Over the past six months, I took time off work to relocate to Canada. During this time, applied and fine-tuned my adaptation skills. I’m incredibly excited about the opportunities that come with this relocation, such as this position.
Include the gap in your employment chronology
Write your resume using a chronological format. Explain the career gap in the Work Experience section of your resume. Keep it short and positive.
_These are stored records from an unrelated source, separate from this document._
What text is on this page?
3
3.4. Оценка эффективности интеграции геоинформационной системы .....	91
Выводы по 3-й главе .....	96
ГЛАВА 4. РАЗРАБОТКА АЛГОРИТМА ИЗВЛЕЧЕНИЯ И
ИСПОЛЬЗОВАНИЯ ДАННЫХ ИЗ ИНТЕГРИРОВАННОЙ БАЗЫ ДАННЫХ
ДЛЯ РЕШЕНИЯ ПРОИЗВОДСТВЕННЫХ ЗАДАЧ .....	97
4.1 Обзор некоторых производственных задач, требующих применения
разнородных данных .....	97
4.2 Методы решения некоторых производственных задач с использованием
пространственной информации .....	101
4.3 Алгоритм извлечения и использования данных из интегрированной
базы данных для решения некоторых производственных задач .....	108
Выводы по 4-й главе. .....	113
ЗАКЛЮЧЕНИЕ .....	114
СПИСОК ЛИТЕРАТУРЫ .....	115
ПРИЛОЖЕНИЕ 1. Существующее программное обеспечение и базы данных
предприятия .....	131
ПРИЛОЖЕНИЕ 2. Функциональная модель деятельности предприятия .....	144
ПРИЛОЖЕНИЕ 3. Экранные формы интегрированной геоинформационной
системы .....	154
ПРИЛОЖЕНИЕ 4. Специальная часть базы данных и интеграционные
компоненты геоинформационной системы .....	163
If you can, find a way to describe something you accomplished during the employment break.
Bridging Program for IEPs, York University, 2015-2017
Upgraded engineering skills through the completion of 8 bridging courses and a certification examination.
Sabbatical, Compassionate Care Leave, 2017-2018
You do not need to add details about this type of gap.
Volunteer to fill the gap
Your work experience can and should include relevant paid, unpaid, co-op, and internship experience. Volunteering is defined as an unpaid experience. Look for volunteering opportunities that are aligned with your profession. Remember that volunteering is also an excellent way to
- Expand your professional network,
- Gain new skills, and
- Become familiar with the Canadian workplace Culture in a safe environment.
For more information about how a volunteering experience can benefit your career in Canada, read this blog article.
If you opt for disclosing the gap, remember that these employment pauses are not unusual and it is OK to have them. Be prepared to address the career gaps in a positive way using neutral language. Stress lessons learned and new-acquired skills on your cover letter and during the job interview.
Otherwise, use volunteering, side jobs, and professional development courses to fill gaps on your resume.